If multiple hypotheses are tested, as is commonly the case when numerous variables are summarised in a table, the chance of a rare event increases. As a result, the likelihood of incorrectly rejecting a null hypothesis (i.e., making a Type I error) increases. By default, tableone computes the Bonferroni correction to account for multiple testing. This correction addresses the problem of multiple comparisons in a simple way, by dividing the prespecified significance level (Type I error rate, 𝛼) by the number of hypothesis tests conducted.

The Bonferroni correction is known to over-correct, effectively reducing the statistical power of the tests, particularly when the number of hypotheses are large or when the tests are positively correlated. There are many alternatives which may be more suitable and also widely used, and which should be considered in situations that would be adversely affected by the conservative nature of the Bonferroni correction [10] [11] [12].

Summary

It should be noted that while we have tried to use best practices, automation of even basic statistical tasks can be unsound if done without supervision. We encourage use of tableone alongside other methods of descriptive statistics and, in particular, visualization to ensure appropriate data handling.

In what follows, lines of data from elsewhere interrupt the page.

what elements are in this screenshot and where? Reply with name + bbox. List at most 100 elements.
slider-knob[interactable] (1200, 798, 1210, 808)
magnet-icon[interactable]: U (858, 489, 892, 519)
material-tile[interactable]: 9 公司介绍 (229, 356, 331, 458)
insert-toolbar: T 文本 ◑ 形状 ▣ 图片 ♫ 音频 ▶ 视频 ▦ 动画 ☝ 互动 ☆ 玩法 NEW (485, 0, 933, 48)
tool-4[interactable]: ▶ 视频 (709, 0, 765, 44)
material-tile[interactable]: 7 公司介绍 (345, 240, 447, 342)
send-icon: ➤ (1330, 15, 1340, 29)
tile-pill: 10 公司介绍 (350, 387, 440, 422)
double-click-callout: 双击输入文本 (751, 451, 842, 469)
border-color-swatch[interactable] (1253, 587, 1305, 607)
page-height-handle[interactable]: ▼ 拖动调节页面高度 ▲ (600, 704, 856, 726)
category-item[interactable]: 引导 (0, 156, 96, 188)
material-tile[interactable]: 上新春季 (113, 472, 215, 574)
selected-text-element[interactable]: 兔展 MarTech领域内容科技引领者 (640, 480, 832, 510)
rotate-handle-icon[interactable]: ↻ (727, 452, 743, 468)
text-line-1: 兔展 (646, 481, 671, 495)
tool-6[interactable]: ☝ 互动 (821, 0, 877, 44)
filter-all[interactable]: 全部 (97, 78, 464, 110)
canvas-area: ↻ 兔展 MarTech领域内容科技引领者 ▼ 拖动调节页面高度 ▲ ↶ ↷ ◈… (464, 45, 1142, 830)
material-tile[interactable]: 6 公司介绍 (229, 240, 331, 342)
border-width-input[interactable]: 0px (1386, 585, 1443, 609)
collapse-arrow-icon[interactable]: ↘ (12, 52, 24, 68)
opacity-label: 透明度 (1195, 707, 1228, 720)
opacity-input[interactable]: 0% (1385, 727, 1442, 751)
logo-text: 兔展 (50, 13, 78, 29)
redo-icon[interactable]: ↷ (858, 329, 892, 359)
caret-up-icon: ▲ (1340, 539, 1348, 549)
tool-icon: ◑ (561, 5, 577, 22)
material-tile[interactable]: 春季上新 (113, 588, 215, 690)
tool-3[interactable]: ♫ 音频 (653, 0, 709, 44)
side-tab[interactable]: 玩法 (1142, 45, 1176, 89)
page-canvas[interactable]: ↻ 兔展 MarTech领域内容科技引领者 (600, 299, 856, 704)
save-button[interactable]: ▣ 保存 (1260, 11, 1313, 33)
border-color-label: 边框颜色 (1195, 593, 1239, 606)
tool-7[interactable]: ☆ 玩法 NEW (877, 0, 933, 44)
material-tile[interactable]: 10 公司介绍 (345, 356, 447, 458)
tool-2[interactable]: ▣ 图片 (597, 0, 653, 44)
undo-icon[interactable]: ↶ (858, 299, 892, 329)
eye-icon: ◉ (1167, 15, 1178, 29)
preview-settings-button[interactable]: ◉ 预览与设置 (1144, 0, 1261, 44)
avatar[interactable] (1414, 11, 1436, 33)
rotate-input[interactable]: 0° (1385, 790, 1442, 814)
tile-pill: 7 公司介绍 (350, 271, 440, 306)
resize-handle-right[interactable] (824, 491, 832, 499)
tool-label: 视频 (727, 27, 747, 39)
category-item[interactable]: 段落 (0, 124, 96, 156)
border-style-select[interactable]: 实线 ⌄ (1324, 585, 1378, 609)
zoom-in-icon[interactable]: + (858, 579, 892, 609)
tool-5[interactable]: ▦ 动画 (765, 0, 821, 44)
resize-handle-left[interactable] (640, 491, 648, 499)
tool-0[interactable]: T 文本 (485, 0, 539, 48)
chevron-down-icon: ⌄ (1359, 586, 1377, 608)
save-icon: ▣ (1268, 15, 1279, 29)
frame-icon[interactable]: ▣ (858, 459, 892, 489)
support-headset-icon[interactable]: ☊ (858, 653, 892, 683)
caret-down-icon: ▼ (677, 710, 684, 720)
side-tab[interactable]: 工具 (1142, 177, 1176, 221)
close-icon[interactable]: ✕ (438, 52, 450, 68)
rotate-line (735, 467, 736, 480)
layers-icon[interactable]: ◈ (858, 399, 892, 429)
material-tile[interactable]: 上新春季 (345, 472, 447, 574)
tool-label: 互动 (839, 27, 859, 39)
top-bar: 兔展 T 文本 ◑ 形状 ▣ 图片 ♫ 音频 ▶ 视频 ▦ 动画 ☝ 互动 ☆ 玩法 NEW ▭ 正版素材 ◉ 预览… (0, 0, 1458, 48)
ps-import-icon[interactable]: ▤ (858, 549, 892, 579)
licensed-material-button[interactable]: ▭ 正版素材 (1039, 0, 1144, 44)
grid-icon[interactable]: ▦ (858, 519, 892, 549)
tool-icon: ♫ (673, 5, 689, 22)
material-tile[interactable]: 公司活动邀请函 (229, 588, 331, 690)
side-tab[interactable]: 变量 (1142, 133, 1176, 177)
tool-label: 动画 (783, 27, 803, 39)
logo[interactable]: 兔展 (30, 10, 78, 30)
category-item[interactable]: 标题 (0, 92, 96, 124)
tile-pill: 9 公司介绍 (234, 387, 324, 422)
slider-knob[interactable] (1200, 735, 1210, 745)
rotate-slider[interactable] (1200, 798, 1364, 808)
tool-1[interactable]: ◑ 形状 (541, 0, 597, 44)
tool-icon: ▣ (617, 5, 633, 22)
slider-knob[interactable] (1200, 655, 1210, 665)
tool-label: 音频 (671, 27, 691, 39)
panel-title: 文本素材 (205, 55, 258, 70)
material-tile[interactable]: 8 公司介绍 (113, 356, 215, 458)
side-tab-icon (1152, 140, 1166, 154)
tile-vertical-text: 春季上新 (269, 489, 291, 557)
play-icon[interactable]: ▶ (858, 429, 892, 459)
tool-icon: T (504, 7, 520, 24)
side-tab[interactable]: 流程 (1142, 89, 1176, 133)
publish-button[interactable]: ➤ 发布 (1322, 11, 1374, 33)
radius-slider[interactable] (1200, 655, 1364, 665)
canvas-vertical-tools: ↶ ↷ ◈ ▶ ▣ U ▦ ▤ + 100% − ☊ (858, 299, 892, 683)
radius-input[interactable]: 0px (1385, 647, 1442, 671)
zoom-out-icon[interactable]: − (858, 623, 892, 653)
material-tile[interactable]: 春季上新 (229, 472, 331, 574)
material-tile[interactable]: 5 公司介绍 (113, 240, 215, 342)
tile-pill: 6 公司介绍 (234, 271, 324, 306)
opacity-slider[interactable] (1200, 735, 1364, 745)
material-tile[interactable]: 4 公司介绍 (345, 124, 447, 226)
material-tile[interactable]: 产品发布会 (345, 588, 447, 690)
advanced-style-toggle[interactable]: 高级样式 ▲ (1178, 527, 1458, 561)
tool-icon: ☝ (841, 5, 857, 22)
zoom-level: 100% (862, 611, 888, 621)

[1]Mohd Razali, Nornadiah & Yap, Bee. (2011). “Power Comparisons of Shapiro-Wilk, Kolmogorov-Smirnov, Lilliefors and Anderson-Darling Tests”. Journal of statistical modeling and analytics, volume 2, pp21-33
[2]Zimmerman, D. (1987). “Comparative Power of Student T Test and Mann-Whitney U Test for Unequal Sample Sizes and Variances”. The Journal of Experimental Education, 55(3), 171-174.
[3]Hodges, J., & Lehmann, E. (1956). “The Efficiency of Some Nonparametric Competitors of the t-Test”. The Annals of Mathematical Statistics, 27(2), 324-335.
[4]Lehmann, Erich L and D’Abrera, Howard JM (1975). “Nonparametrics: statistical methods based on ranks”. Oxford, England: Holden-Day.
[5]Conover, W., & Iman, R. (1981). “Rank Transformations as a Bridge Between Parametric and Nonparametric Statistics”. The American Statistician, 35(3), 124-129. doi:10.2307/2683975
[6]Altman, D., & Bland, J. (1996). “Detecting Skewness From Summary Information. BMJ: British Medical Journal”. 313(7066), 1200-1200.
[7]Boneau, C. A. (1960). “The effects of violations of assumptions underlying the t test”. Psychological Bulletin, 57(1), 49-64. http://dx.doi.org/10.1037/h0041412
[8]Welch Bernard L (1947). “The generalization of ‘Student’s’ problem when several different population varlances are involved”. Biometrika, Volume 34, Issue 1-2, 1 January 1947, Pages 28–35, https://doi.org/10.1093/biomet/34.1-2.28
[9]Weerahandi, Samaradasa (1995). “ANOVA under Unequal Error Variances.” Biometrics, vol. 51, no. 2, 1995, pp. 589–599.
[10]Benjamini, Yoav & Hochberg, Yosef (1995). “Controlling the false discovery rate: a practical and powerful approach to multiple testing”. Journal of the Royal Statistical Society, Series B. 57 (1): 125–133.
[11]Holm, S. (1979). “A simple sequentially rejective multiple test procedure”. Scandinavian Journal of Statistics. 6 (2): 65–70.
[12]Šidák, Z. K. (1967). “Rectangular Confidence Regions for the Means of Multivariate Normal Distributions”. Journal of the American Statistical Association. 62 (318): 626–633.